TristanBilot avatar Jan 27 '24 19:01 TristanBilot

Hmm I see, one workaround would require running a first kernel to count the number of values that verify the condition, then allocate the appropriate memory and then running the actual kernel that computes nonzero(). However, this is not optimal. Do you have any idea how other frameworks handle this scenario?

  • In Jax you can't JIT through ops like nonzero unless you explicitly pass a size parameter.
  • I haven't looked at PyTorch MPS but my guess is if it's supported it does something like what you said which indeed is highly non-optimal.

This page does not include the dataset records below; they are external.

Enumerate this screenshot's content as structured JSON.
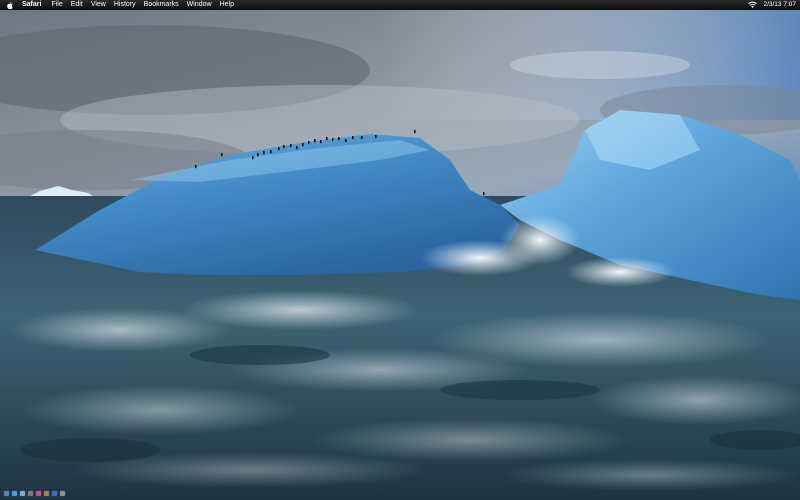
{
  "menubar": {
    "apple_icon": "apple-icon",
    "app_name": "Safari",
    "items": [
      "File",
      "Edit",
      "View",
      "History",
      "Bookmarks",
      "Window",
      "Help"
    ],
    "wifi_icon": "wifi-icon",
    "clock": "2/3/13 7:07"
  },
  "desktop": {
    "wallpaper": "iceberg-penguins-wallpaper"
  },
  "dock": {
    "icons": [
      {
        "name": "finder-icon",
        "color": "#5a7fb8"
      },
      {
        "name": "safari-icon",
        "color": "#4aa0d8"
      },
      {
        "name": "mail-icon",
        "color": "#8aa8c8"
      },
      {
        "name": "system-preferences-icon",
        "color": "#7a7a7a"
      },
      {
        "name": "itunes-icon",
        "color": "#c0508a"
      },
      {
        "name": "photos-icon",
        "color": "#a08050"
      },
      {
        "name": "app-store-icon",
        "color": "#3a70c0"
      },
      {
        "name": "trash-icon",
        "color": "#909090"
      }
    ]
  }
}
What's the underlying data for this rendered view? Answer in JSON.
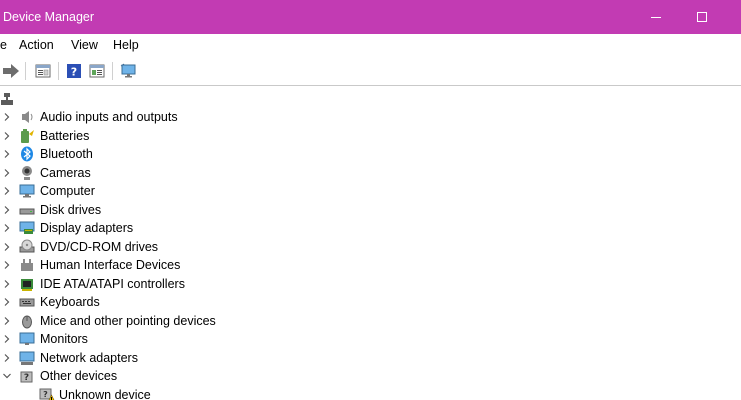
{
  "window": {
    "title": "Device Manager"
  },
  "menu": {
    "file_partial": "e",
    "action": "Action",
    "view": "View",
    "help": "Help"
  },
  "toolbar": {
    "icons": [
      "forward-arrow-icon",
      "properties-icon",
      "help-icon",
      "update-driver-icon",
      "scan-monitor-icon"
    ]
  },
  "tree": {
    "categories": [
      {
        "label": "Audio inputs and outputs",
        "icon": "speaker-icon"
      },
      {
        "label": "Batteries",
        "icon": "battery-icon"
      },
      {
        "label": "Bluetooth",
        "icon": "bluetooth-icon"
      },
      {
        "label": "Cameras",
        "icon": "camera-icon"
      },
      {
        "label": "Computer",
        "icon": "computer-icon"
      },
      {
        "label": "Disk drives",
        "icon": "disk-drive-icon"
      },
      {
        "label": "Display adapters",
        "icon": "display-adapter-icon"
      },
      {
        "label": "DVD/CD-ROM drives",
        "icon": "dvd-drive-icon"
      },
      {
        "label": "Human Interface Devices",
        "icon": "hid-icon"
      },
      {
        "label": "IDE ATA/ATAPI controllers",
        "icon": "ide-controller-icon"
      },
      {
        "label": "Keyboards",
        "icon": "keyboard-icon"
      },
      {
        "label": "Mice and other pointing devices",
        "icon": "mouse-icon"
      },
      {
        "label": "Monitors",
        "icon": "monitor-icon"
      },
      {
        "label": "Network adapters",
        "icon": "network-adapter-icon"
      },
      {
        "label": "Other devices",
        "icon": "other-devices-icon",
        "expanded": true
      }
    ],
    "other_devices_children": [
      {
        "label": "Unknown device",
        "icon": "unknown-device-warning-icon"
      }
    ]
  },
  "colors": {
    "titlebar": "#c23bb3",
    "accent_blue": "#1e88e5"
  }
}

We want to get the indices where values are between a given lower and upper bound.

Makes sense, and what do you use those for?

awni avatar Jan 27 '24 20:01 awni

  • In Jax you can't JIT through ops like nonzero unless you explicitly pass a size parameter.
  • I haven't looked at PyTorch MPS but my guess is if it's supported it does something like what you said which indeed is highly non-optimal.

Ok, it seems everybody got stuck on this feature ahha.

Makes sense, and what do you use those for?

We finally found a workaround using another architecture, so we can close this issue if you don't think working on nonzero() is a priority yet.